Solving advection equations with reduction multigrids on GPUs
S. Dargaville, R. P. Smedley-Stevenson, P. N. Smith, C. C. Pain
TL;DR
This paper tackles scalable parallel solution of time-independent advection problems on GPUs by employing a reduction multigrid framework built from AIRG and PMISR DDC CF splitting. It uses matrix-free, high-order GMRES polynomials as coarse-grid solvers and F-point smoothers, with automatic truncation of the multigrid hierarchy to minimize communication on large GPUs, demonstrated on Lumi-G across multiple directions and geometries.
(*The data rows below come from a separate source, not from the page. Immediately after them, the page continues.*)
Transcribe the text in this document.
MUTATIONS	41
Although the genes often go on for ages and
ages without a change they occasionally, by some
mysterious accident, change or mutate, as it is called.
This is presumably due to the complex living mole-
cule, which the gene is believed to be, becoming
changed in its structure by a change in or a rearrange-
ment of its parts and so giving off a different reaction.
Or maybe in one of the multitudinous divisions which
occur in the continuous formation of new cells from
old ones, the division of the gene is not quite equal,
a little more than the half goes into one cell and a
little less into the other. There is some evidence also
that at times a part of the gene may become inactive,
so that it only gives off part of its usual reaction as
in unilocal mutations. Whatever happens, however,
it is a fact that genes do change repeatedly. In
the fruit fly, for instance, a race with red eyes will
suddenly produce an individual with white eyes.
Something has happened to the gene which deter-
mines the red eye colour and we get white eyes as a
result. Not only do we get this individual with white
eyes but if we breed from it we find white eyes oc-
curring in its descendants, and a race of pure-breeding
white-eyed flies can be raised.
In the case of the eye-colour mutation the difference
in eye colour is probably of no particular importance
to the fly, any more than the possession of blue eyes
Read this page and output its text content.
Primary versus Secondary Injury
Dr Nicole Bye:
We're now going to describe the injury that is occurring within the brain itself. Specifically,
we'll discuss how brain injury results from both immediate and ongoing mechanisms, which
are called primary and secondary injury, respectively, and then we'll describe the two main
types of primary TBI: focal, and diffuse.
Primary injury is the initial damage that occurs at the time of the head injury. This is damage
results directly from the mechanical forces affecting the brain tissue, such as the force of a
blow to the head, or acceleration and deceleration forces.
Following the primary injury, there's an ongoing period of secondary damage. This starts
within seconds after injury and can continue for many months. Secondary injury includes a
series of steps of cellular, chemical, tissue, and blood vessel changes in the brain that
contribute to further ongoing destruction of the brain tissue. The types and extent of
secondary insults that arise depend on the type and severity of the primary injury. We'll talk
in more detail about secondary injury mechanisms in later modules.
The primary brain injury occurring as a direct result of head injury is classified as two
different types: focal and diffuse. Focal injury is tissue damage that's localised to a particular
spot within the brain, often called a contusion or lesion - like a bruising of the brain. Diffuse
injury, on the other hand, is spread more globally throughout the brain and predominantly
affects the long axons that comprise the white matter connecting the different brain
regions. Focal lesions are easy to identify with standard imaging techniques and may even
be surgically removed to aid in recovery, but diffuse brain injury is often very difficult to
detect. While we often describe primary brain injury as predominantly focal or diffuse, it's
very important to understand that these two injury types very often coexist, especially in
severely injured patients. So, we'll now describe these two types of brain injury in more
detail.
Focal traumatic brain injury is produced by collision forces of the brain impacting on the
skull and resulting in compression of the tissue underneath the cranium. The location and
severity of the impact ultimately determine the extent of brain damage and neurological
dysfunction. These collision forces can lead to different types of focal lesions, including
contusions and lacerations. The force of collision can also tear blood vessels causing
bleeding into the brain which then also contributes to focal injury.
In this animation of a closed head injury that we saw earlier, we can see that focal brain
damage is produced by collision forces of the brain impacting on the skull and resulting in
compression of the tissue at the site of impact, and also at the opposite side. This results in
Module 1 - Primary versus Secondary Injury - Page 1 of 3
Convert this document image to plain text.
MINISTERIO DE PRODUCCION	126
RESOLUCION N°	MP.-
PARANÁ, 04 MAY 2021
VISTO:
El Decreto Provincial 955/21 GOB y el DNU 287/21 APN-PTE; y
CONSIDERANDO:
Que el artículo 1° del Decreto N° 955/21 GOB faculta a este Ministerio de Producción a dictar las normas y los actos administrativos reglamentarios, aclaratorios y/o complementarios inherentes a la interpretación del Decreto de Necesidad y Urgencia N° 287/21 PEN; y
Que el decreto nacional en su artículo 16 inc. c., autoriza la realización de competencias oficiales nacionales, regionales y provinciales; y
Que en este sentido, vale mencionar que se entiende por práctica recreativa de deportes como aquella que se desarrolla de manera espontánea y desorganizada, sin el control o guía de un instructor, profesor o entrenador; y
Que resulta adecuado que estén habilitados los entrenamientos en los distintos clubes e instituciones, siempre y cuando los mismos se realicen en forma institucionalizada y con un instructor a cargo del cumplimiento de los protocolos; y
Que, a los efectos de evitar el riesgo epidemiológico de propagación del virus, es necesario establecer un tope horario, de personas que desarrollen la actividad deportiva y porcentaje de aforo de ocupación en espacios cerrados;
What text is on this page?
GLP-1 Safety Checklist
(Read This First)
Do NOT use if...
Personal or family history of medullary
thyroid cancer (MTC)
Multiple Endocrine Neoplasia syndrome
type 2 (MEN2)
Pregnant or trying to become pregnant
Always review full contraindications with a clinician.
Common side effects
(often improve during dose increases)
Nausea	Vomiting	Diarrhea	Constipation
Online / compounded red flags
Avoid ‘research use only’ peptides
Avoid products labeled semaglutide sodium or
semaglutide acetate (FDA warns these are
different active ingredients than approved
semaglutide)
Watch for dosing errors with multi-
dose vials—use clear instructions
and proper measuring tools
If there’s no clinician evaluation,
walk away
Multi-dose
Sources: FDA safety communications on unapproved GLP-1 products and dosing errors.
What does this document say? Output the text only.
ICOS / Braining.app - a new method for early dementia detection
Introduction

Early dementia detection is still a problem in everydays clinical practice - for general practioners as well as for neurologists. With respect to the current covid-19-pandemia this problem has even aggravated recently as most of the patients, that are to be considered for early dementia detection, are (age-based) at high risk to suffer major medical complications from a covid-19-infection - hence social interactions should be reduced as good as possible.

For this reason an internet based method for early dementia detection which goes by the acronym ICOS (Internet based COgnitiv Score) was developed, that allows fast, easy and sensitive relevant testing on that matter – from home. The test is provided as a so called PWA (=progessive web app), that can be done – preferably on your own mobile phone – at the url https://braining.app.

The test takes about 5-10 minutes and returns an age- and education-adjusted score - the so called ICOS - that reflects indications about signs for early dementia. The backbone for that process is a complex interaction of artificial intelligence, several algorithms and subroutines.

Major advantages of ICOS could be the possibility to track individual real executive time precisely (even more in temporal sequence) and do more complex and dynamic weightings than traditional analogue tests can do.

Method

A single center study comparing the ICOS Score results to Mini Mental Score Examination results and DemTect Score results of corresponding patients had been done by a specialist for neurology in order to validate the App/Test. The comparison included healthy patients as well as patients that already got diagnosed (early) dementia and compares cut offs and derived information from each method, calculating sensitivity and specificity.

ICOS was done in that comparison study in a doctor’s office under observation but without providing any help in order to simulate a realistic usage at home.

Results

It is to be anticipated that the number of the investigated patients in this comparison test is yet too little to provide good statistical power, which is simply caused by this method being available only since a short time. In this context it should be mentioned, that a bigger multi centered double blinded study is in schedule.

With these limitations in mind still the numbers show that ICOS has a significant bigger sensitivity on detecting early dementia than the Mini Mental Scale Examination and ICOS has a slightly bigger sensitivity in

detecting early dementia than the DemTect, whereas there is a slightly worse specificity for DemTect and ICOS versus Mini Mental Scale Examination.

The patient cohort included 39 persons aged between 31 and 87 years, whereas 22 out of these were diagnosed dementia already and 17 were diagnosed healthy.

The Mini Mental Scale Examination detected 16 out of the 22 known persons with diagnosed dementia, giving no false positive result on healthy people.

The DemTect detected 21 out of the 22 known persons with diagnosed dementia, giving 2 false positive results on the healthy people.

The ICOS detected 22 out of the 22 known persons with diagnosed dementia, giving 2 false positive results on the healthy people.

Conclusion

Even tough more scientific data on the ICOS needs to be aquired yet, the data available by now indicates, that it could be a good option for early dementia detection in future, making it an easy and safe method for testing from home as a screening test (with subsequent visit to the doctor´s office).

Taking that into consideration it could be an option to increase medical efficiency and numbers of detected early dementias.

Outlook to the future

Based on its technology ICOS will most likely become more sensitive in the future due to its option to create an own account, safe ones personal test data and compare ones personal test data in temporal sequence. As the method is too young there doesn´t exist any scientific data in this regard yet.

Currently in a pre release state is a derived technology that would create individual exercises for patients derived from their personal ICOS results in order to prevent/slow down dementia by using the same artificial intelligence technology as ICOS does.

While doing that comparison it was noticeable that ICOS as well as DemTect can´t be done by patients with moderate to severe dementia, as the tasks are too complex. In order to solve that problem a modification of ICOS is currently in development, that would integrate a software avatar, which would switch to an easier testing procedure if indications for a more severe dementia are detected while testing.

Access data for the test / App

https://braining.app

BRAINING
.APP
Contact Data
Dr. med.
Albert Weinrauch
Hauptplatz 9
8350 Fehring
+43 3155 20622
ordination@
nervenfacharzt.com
The results show strong weak scaling (up to 101% solve efficiency) and substantial throughput improvements, with competitive strong-scaling behavior and robust performance even for challenging velocity directions and rectangular grids. These findings suggest that reduction multigrid methods can deliver scalable, sweep-free solvers for asymmetric advection-type problems on modern GPU hardware, with the code available in the open-source PFLARE library.
Abstract
Methods for solving hyperbolic systems typically depend on unknown ordering (e.g., Gauss-Seidel, or sweep/wavefront/marching methods) to achieve good convergence. For many discretisations, mesh types or decompositions these methods do not scale well in parallel. In this work we demonstrate that the combination of AIRG (a reduction multigrid which uses GMRES polynomials) and PMISR DDC (a CF splitting algorithm which gives diagonally dominant submatrices) can be used to solve linear advection equations in parallel on GPUs with good weak scaling. We find that GMRES polynomials are well suited to GPUs when applied matrix-free, either as smoothers (at low order) or as an approximate coarse grid solver (at high order). To improve the parallel performance we automatically truncate the multigrid hierarchy given the quality of the polynomials as coarse grid solvers. Solving time-independent advection equations in 2D on structured grids, we find 66-101% weak scaling efficiency in the solve and 47-63% in the setup with AIRG, across the majority of Lumi-G, a pre-exascale GPU machine.